Забрал бутылку с остатками пойла и похромал прочь.

Неспешно опустились сумерки.

Тома деловито прошествовала мимо мужа, неся в руках кастрюлю с объедками. Позвала Марьяну.

Существо выползло из погреба, вскинуло голову наверх и тихонько завыло.

– Не рано еще? Вдруг кто увидит? Да Унук только уехал, кабы вернется?

Старуха шикнула на мужа и начала кормить существо. Нечисть ела с неохотой. Еда не нравилась.

Лиса завелась, ага. Главное, своих кур не ест. Умная тварь, значит. И быстрая.

– Я завтра до деревни, – вдруг сказал Роман, – у Лопатиных закупаться. Унук заедет с утра. Поехали со мной?

Тома повернулась к мужу, на губах улыбка. На сердце Романа потеплело.

– Да. Давненько не прогуливалась. Только… Я эту лярву видеть не хочу.

– Не увидишь. Она с утра с похмелья страдает небось. Похмелье?! Слабая девка, не в нас пошла.

Тома рассмеялась и погладила чудище по голове.

– А с Марьяной что?

– Ничего, она днями спит. Тварь ночная.

– Не надо так на нее! Хорошо, поедем.

На том и порешили.

Выехали рано. В ржавом драндулете Унука пахло бензином и нагретым кожзамом.

В багажник загрузили мясо, куриные яйца Роман взял в салон.

Тома тряслась на заднем сиденье, глядя в окно с выражением ребенка, впервые увидавшего море.
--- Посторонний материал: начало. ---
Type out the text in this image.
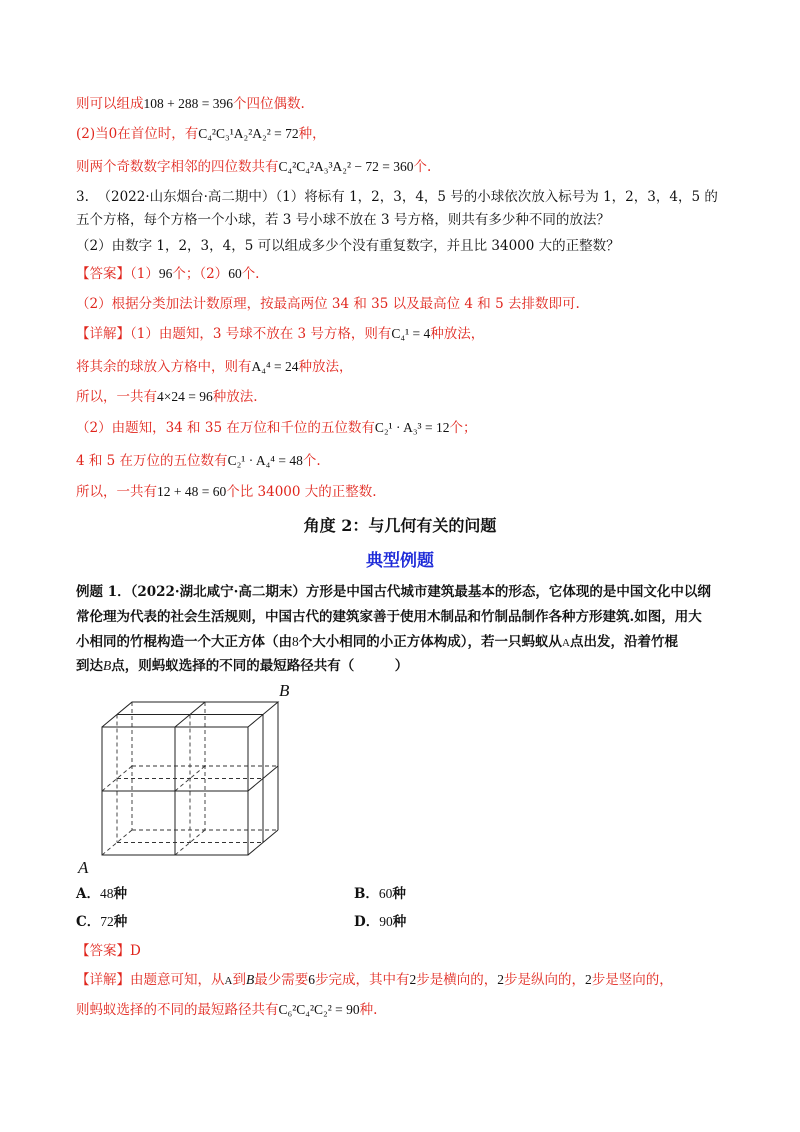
则可以组成108 + 288 = 396个四位偶数.
(2)当0在首位时，有C₄²C₃¹A₂²A₂² = 72种，
则两个奇数数字相邻的四位数共有C₄²C₄²A₃³A₂² − 72 = 360个.
3. （2022·山东烟台·高二期中）（1）将标有 1，2，3，4，5 号的小球依次放入标号为 1，2，3，4，5 的
五个方格，每个方格一个小球，若 3 号小球不放在 3 号方格，则共有多少种不同的放法？
（2）由数字 1，2，3，4，5 可以组成多少个没有重复数字，并且比 34000 大的正整数？
【答案】（1）96个；（2）60个.
（2）根据分类加法计数原理，按最高两位 34 和 35 以及最高位 4 和 5 去排数即可.
【详解】（1）由题知，3 号球不放在 3 号方格，则有C₄¹ = 4种放法，
将其余的球放入方格中，则有A₄⁴ = 24种放法，
所以，一共有4×24 = 96种放法.
（2）由题知，34 和 35 在万位和千位的五位数有C₂¹ · A₃³ = 12个；
4 和 5 在万位的五位数有C₂¹ · A₄⁴ = 48个.
所以，一共有12 + 48 = 60个比 34000 大的正整数.
角度 2：与几何有关的问题
典型例题
例题 1．（2022·湖北咸宁·高二期末）方形是中国古代城市建筑最基本的形态，它体现的是中国文化中以纲
常伦理为代表的社会生活规则，中国古代的建筑家善于使用木制品和竹制品制作各种方形建筑.如图，用大
小相同的竹棍构造一个大正方体（由8个大小相同的小正方体构成），若一只蚂蚁从A点出发，沿着竹棍
到达B点，则蚂蚁选择的不同的最短路径共有（　　　）
B
A
A．48种	B．60种
C．72种	D．90种
【答案】D
【详解】由题意可知，从A到B最少需要6步完成，其中有2步是横向的，2步是纵向的，2步是竖向的，
则蚂蚁选择的不同的最短路径共有C₆²C₄²C₂² = 90种.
Летом Роман к Лопатиным обычно ездил один раз в месяц, купить необходимые вещи, что на огороде не вырастить и в лесу не добыть. Еды в основном и с хозяйства хватало. Лишний раз путешествовать до деревни не хотелось. Жизнь одиночки полностью устраивала Романа, хватало компании Томы.

Скоро показалась деревня. Унук остановил машину у двухэтажного дома. Первый этаж был переделан под магазин, а на втором жили сами хозяева – чета Лопатиных.

В помещении жужжал настоящий кондиционер.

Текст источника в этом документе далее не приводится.